Struggling Bank of America is getting a $5 billion shot in the arm from the Oracle of Omaha.
Billionaire Warren Buffett plans to invest in Bank of America by buying 50,000 shares of cumulative perpetual preferred stock with a 6 percent annual dividend, the bank said on Thursday.
The deal proved again that Buffett has become something of a lender of last resort to the financial system, as he did with Goldman Sachs in the 2008 financial crisis. Buffett's role in aiding the economy and the financial system has become symbolically important given the lack of policy options left for the U.S. government and the Federal Reserve to stimulate demand.
"This proves to the market that if the bank needs additional capital, which we don't believe they do, but if they needed to calm the market by raising capital, they could do it within 30 minutes with a quick call to Uncle Warren," said Sean Egan, managing principal of Egan-Jones Ratings.
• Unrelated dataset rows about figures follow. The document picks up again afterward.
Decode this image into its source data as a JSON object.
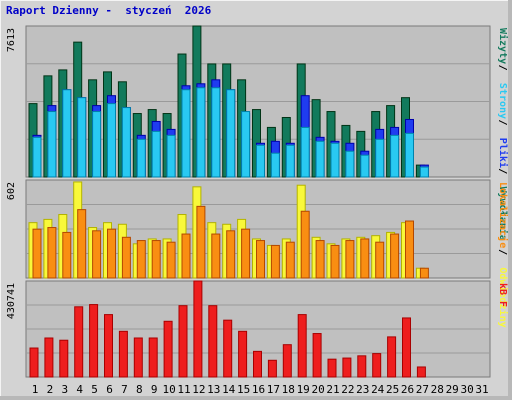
{
  "title": "Raport Dzienny -  styczeń  2026",
  "colors": {
    "background": "#d3d3d3",
    "panel": "#c0c0c0",
    "wizyty": "#127a5c",
    "strony": "#29c9f2",
    "pliki": "#1f3cf0",
    "odwiedziny": "#f8f83a",
    "lokalizacje": "#f98e12",
    "kb": "#ee1e1e",
    "weekday_label": "#000000",
    "weekend_label": "#3a8a5a"
  },
  "chart_data": [
    {
      "type": "bar",
      "panel": "top",
      "ymax_label": "7613",
      "ylim": [
        0,
        7613
      ],
      "legend": [
        "Wizyty",
        "Strony",
        "Pliki",
        "Wywołania"
      ],
      "legend_separator": " / ",
      "categories": [
        "1",
        "2",
        "3",
        "4",
        "5",
        "6",
        "7",
        "8",
        "9",
        "10",
        "11",
        "12",
        "13",
        "14",
        "15",
        "16",
        "17",
        "18",
        "19",
        "20",
        "21",
        "22",
        "23",
        "24",
        "25",
        "26",
        "27",
        "28",
        "29",
        "30",
        "31"
      ],
      "weekend_days": [
        "3",
        "4",
        "10",
        "11",
        "17",
        "18",
        "24",
        "25",
        "31"
      ],
      "series": [
        {
          "name": "Wywołania",
          "values": [
            3700,
            5100,
            5400,
            6800,
            4900,
            5300,
            4800,
            3200,
            3400,
            3200,
            6200,
            7613,
            5700,
            5700,
            4900,
            3400,
            2500,
            3000,
            5700,
            3900,
            3300,
            2600,
            2300,
            3300,
            3600,
            4000,
            600,
            0,
            0,
            0,
            0
          ]
        },
        {
          "name": "Pliki",
          "values": [
            2100,
            3600,
            4400,
            4000,
            3600,
            4100,
            3500,
            2100,
            2800,
            2400,
            4600,
            4700,
            4900,
            4400,
            3200,
            1700,
            1800,
            1700,
            4100,
            2000,
            1800,
            1700,
            1300,
            2400,
            2500,
            2900,
            600,
            0,
            0,
            0,
            0
          ]
        },
        {
          "name": "Strony",
          "values": [
            2000,
            3300,
            4400,
            4000,
            3300,
            3700,
            3500,
            1900,
            2300,
            2100,
            4400,
            4500,
            4500,
            4400,
            3300,
            1600,
            1200,
            1600,
            2500,
            1800,
            1700,
            1300,
            1100,
            1900,
            2100,
            2200,
            500,
            0,
            0,
            0,
            0
          ]
        }
      ]
    },
    {
      "type": "bar",
      "panel": "middle",
      "ymax_label": "602",
      "ylim": [
        0,
        602
      ],
      "legend": [
        "Lokalizacje",
        "Odwiedziny"
      ],
      "legend_separator": " / ",
      "categories": [
        "1",
        "2",
        "3",
        "4",
        "5",
        "6",
        "7",
        "8",
        "9",
        "10",
        "11",
        "12",
        "13",
        "14",
        "15",
        "16",
        "17",
        "18",
        "19",
        "20",
        "21",
        "22",
        "23",
        "24",
        "25",
        "26",
        "27",
        "28",
        "29",
        "30",
        "31"
      ],
      "series": [
        {
          "name": "Odwiedziny",
          "values": [
            340,
            360,
            390,
            590,
            310,
            340,
            330,
            210,
            240,
            240,
            390,
            560,
            340,
            330,
            360,
            240,
            200,
            240,
            570,
            250,
            210,
            240,
            250,
            260,
            280,
            340,
            60,
            0,
            0,
            0,
            0
          ]
        },
        {
          "name": "Lokalizacje",
          "values": [
            300,
            310,
            280,
            420,
            290,
            300,
            250,
            230,
            230,
            220,
            270,
            440,
            270,
            290,
            300,
            230,
            200,
            220,
            410,
            230,
            200,
            230,
            240,
            220,
            270,
            350,
            60,
            0,
            0,
            0,
            0
          ]
        }
      ]
    },
    {
      "type": "bar",
      "panel": "bottom",
      "ymax_label": "430741",
      "ylim": [
        0,
        430741
      ],
      "legend": [
        "kB F"
      ],
      "legend_separator": "",
      "categories": [
        "1",
        "2",
        "3",
        "4",
        "5",
        "6",
        "7",
        "8",
        "9",
        "10",
        "11",
        "12",
        "13",
        "14",
        "15",
        "16",
        "17",
        "18",
        "19",
        "20",
        "21",
        "22",
        "23",
        "24",
        "25",
        "26",
        "27",
        "28",
        "29",
        "30",
        "31"
      ],
      "series": [
        {
          "name": "kB F",
          "values": [
            130000,
            175000,
            165000,
            315000,
            325000,
            280000,
            205000,
            175000,
            175000,
            250000,
            320000,
            430741,
            320000,
            255000,
            205000,
            115000,
            75000,
            145000,
            280000,
            195000,
            80000,
            85000,
            95000,
            105000,
            180000,
            265000,
            45000,
            0,
            0,
            0,
            0
          ]
        }
      ]
    }
  ]
}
Buffett told CNBC that the BofA investment was his idea and came to him while taking a bath earlier this week. Asked why he would invest now, Buffett said BofA's shares "have gone down a lot." An hour after the deal was announced, Buffett had already made a profit on paper of $500 million on the stock warrants thanks to a surge in Bank of America's stock price.
Bank of America can buy back the investment at any time by paying Buffett a 5 percent premium. Berkshire also will get warrants to buy 700 million Bank of America shares at an exercise price of just over $7.14 a share, with the ability to exercise any time in the next 10 years.
Investors have battered Bank of America's stock on fears that the largest U.S. bank by assets has yet to overcome billions of dollars in problem mortgage loans.
In recent weeks, investors have sold shares, worrying that the bank might need to raise outside capital -- as much as $50 billion by some estimates -- to cope with losses and meet new industry capital rules.
Bank of America shares have lost roughly a third of their value in August, and have lost half their value since the beginning of the year.
"Perhaps even more than the capital, the imprimatur of Buffett will build confidence in BofA. This investment will encourage other similar investors, who may have been staying away, to take a closer look," said independent banking analyst Nancy Bush of NAB Research.
Buffett called Bank of America Chief Executive Brian Moynihan this week and offered to make the investment, a Bank of America spokesman said, adding that the deal was negotiated and consummated in a couple of days.
"Bank of America is a strong, well-led company, and I called Brian to tell him I wanted to invest in it," Buffett said in a statement posted on BofA's website. "I am impressed with the profit-generating abilities of this franchise, and that they are acting aggressively to put their challenges behind them. Bank of America is focused on their customers and on serving them well. That's what customers want, and that's the company's strategy."
The $5 billion investment was the same amount that Buffett injected into Goldman Sachs during the financial crisis in September 2008. That deal helped soothe investor anxiety about the banking sector after a week of the worst turmoil Wall Street had seen in decades.
Thursday's news likely stirred memories for shareholders of General Electric Co too.
It was almost three years ago that the largest U.S. conglomerate turned to Buffett for a $3 billion infusion that the famed investor had hashed out with GE Chief Executive Jeff Immelt in an early-morning phone call that the Omaha, Nebraska-based investor took in his bathrobe.
Buffett's investment helped Fairfield, Connecticut-based GE sell another $12 billion in common stock, a critical capital infusion at a time when the overnight debt market that GE had relied heavily on had frozen up, investors said.